Alumni Engagement Events
[PAST EVENT] W&M Homecoming English Faculty Panel
Access & Features
- Free food
- Open to the public
A Lightning Panel in Literary Studies Now: Four Eminent Professors and Their Research
When: Friday, October 18, 3:30-4:30 pm
Where: Tucker Hall 111, reception following in Tucker Foyer
What are some of the diverse questions animating literary studies today? Come hear four of the William & Mary English Department’s most eminent professors will give brief accounts of some of their most current research. There’ll be plenty of time for your questions, both following the panel’s remarks and at the reception following.
Kim Wheatley has taught at William & Mary since 1992. She specializes in British Romanticism and is the author of a book on Percy Bysshe Shelley and one on Romantic-era periodicals. She'll be talking about her forthcoming book (February 6, 2025), John Cowper Powys and the Afterlife of Romanticism: Re-imagining William Wordsworth and John Keats, about Powys (JCP to partisans), a prolific, important, wide-ranging but currently underknown 20th century neo-romanticist author.
Deborah Denenholz Morse has taught at William & Mary since 1988 and is the NEH Professor of English. She writes on Victorian literature and culture, including the Brontës (on whom she has also done an Audible lecture series), Anthony Trollope, Elizabeth Gaskell, focusing on issues of social justice, including women's rights, abolitionism, and animal welfare. She’ll talk about her most recent publication, an Audible Great Courses lecture series on Victorian Animals, which touches on writers from Beatrix Potter to Virginia Woolf and beyond.
Liz Losh, the Duane A. and Virginia S. Dittman Professor of English & American Studies, has taught at William & Mary since 2015. She has written two books about the White House and digital technology, a book about hashtag activism on social media, and a book about conflicts over using technology on college campuses. She was a Fulbright Scholar to Estonia in the 2021-22 academic year. She directs the W&M Equality Lab and co-chairs the Modern Language Association / College on College Composition and Communication Joint Task Force on Writing and AI. She’ll talk about her current book project focusing on AI literacy.

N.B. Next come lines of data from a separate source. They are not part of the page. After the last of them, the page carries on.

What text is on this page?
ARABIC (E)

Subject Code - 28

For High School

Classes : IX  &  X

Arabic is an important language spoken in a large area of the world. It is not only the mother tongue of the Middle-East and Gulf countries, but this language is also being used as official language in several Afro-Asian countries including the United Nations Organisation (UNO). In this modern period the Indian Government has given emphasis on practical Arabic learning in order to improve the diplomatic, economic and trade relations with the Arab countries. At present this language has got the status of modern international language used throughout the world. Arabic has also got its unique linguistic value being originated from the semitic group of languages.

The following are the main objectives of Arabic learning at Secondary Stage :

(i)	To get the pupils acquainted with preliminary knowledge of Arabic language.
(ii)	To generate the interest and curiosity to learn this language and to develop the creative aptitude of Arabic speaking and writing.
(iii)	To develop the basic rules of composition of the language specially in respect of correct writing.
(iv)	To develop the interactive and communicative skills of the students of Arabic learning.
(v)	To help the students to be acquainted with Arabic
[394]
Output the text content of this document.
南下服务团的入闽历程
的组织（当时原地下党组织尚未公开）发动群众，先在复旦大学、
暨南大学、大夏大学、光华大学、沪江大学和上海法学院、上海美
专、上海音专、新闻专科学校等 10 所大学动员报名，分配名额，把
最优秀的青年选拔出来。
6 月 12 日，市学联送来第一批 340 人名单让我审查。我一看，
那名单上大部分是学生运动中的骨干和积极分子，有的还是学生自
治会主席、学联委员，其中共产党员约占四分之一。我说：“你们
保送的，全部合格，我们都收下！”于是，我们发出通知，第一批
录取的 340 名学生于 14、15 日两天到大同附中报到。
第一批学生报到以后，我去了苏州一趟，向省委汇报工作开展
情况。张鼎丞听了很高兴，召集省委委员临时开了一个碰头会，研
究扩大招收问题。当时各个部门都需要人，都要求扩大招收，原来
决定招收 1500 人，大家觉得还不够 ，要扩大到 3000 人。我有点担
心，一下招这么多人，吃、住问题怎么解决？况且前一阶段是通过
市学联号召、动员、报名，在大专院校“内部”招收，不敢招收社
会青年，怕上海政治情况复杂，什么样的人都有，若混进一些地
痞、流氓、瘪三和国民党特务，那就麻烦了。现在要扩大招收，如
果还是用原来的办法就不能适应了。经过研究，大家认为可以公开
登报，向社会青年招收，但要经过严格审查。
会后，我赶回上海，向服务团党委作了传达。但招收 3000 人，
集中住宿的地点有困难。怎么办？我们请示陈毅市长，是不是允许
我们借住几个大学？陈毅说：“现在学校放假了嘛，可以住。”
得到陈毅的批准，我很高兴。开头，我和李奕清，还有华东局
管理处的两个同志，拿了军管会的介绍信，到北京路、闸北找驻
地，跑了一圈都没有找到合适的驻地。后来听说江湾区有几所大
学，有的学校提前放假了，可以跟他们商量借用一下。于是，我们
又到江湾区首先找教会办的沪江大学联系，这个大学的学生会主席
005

Melanie Dawson is the Sara E. Nance Professor of English and has taught at William & Mary since 2000. She works with nineteenth and early twentieth-century American literature. She is the author of books focused on realist writing, Edith Wharton and twentieth-century narratives about the aging process, and other topics. She’ll be talking about her current book project, which is about questions of material permanence in the Gilded Age.